Paradoxes from here and there
(February 28, 2012)
When Ansel Keyes presented the results of his research, he cherry-picked the data to fit his theory. One of the countries he excluded in the results was France. It appears that in France they seem to eat pretty much red meat, butter, and other foods rich in saturated fat and cholesterol, and yet the French have lower rates of heart and other cardiovascular diseases than other countries. It was called “the French paradox” and researchers have tried to explain it with the larger amounts of red wine the French drink.
There are some other similar paradoxes in the world:
- The Eskimo paradox – The Inuits’ traditional foods are mainly meat from seal, ice bear, whales, and other arctic animals. Meats heavy in saturated fat, and yet, there are almost no heart and cardiovascular problems.
- The Masai paradox – The Masais (Do you remember the adds for Pesek Zman?) still live mostly as they always have. Their diet is based on meat, blood, and raw milk, mixed with some herbs and maybe some seasonal fruits.

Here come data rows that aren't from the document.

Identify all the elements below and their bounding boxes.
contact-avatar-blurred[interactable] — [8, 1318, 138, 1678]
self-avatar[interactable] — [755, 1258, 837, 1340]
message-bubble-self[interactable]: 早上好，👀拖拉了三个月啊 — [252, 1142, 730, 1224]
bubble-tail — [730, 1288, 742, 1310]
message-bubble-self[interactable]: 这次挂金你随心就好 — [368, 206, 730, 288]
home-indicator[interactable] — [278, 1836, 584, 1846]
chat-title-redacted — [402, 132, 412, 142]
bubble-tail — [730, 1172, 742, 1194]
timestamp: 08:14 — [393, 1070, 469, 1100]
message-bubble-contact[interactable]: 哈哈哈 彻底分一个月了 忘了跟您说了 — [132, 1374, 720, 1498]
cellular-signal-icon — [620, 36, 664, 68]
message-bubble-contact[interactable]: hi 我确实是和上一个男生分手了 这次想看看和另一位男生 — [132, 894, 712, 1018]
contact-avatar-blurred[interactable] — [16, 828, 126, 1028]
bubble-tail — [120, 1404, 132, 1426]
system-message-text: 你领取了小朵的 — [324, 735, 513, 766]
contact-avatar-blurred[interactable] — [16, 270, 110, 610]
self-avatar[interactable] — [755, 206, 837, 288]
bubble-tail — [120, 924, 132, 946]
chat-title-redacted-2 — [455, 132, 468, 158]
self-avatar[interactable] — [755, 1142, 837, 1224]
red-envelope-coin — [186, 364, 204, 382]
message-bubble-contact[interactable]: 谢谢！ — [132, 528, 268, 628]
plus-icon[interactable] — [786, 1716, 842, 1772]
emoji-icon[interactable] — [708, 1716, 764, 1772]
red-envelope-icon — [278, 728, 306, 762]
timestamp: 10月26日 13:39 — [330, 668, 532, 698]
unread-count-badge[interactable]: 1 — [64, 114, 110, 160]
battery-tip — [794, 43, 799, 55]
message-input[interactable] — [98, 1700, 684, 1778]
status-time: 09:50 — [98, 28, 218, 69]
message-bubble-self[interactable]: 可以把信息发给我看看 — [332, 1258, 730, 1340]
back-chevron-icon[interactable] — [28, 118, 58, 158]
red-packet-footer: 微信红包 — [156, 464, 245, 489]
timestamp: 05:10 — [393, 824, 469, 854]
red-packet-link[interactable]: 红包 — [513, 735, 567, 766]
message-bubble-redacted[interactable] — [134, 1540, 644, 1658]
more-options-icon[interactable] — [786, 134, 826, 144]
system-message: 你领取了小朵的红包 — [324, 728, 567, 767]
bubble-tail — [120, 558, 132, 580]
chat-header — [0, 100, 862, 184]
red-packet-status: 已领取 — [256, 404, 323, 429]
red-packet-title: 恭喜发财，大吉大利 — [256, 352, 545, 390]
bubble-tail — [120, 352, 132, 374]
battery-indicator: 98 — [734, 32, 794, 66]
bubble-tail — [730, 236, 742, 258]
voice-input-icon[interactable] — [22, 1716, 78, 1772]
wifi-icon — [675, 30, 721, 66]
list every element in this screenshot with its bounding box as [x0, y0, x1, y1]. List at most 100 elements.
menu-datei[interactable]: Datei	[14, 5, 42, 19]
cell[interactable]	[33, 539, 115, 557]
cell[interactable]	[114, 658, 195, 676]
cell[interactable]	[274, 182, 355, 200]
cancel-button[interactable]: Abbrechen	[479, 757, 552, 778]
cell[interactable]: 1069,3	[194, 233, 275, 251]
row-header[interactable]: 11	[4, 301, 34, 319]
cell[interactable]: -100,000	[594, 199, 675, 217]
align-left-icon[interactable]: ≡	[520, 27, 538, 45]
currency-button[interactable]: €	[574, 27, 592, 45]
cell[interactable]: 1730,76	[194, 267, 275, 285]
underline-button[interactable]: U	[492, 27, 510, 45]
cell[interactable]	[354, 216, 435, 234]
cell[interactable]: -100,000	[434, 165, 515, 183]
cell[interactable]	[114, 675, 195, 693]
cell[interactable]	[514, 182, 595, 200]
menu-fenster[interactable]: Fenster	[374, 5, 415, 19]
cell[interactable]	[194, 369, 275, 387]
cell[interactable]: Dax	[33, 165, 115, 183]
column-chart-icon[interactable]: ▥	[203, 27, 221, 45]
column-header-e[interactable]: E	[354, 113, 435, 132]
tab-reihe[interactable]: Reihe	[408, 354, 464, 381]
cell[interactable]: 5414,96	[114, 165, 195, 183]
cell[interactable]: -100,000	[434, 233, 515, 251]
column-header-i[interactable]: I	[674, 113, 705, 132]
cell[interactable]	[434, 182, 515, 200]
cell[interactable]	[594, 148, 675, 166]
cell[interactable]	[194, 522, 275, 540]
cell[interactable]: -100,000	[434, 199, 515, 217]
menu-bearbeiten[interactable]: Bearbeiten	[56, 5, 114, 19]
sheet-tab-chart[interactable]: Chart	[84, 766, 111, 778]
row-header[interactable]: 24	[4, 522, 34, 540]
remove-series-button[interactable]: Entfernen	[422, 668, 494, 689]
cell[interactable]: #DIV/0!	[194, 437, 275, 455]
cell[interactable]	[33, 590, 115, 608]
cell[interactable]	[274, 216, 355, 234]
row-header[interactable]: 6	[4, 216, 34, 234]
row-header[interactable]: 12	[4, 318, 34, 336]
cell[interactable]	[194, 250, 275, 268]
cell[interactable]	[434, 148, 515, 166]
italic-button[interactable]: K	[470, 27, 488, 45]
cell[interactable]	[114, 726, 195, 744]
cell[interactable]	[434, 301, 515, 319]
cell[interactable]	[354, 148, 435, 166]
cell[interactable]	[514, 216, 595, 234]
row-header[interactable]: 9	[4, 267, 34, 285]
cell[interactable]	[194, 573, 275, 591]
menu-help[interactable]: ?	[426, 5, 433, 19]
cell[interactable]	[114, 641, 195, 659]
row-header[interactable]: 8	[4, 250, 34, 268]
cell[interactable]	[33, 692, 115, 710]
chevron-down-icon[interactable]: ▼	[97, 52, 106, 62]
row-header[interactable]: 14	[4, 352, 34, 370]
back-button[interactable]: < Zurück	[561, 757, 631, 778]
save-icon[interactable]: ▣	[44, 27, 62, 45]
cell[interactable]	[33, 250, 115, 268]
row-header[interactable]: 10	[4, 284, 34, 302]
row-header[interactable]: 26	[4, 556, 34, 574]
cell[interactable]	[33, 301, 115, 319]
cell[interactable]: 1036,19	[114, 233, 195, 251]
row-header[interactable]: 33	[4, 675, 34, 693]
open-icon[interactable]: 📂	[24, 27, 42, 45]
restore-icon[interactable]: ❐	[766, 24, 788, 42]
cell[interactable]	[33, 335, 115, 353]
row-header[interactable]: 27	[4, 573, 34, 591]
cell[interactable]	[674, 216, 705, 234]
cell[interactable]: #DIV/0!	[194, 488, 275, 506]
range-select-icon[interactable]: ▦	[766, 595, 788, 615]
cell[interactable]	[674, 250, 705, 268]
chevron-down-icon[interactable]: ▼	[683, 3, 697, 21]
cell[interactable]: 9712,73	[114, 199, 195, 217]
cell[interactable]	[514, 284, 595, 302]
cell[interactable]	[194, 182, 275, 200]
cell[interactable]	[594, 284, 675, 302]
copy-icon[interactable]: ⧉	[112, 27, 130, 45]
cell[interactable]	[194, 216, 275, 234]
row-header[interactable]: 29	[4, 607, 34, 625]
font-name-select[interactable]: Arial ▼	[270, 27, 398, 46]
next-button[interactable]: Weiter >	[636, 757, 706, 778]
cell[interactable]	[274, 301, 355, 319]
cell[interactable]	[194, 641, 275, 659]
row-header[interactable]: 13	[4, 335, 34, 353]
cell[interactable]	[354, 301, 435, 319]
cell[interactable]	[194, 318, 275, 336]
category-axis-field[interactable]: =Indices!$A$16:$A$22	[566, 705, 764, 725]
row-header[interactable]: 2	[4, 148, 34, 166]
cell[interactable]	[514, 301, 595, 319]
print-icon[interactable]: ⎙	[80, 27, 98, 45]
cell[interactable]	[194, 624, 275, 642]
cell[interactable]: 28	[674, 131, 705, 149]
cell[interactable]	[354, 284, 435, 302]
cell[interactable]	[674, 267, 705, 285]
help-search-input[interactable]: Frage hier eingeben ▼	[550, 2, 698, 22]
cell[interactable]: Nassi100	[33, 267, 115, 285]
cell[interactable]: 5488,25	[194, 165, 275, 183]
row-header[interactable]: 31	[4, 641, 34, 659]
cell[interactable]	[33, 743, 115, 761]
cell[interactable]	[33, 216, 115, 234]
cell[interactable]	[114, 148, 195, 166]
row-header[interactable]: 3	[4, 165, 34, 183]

There aren’t any particular heart and cardiovascular problems.
- The Israeli paradox – It was seen in a research conducted at the Weizmann Institute, that despite that in Israel they eat more polyunsaturated fats (PUFA, the fats recommended in conventional dietary advice throughout the Western world) than in any other western country, the incidences of heart and cardiovascular disease, high blood pressure, type 2 diabetes, and all other metabolic diseases, are much higher than in other western countries.
So tell me – When everything starts to be exeptions to the rule, wouldn’t it be good to check the rule?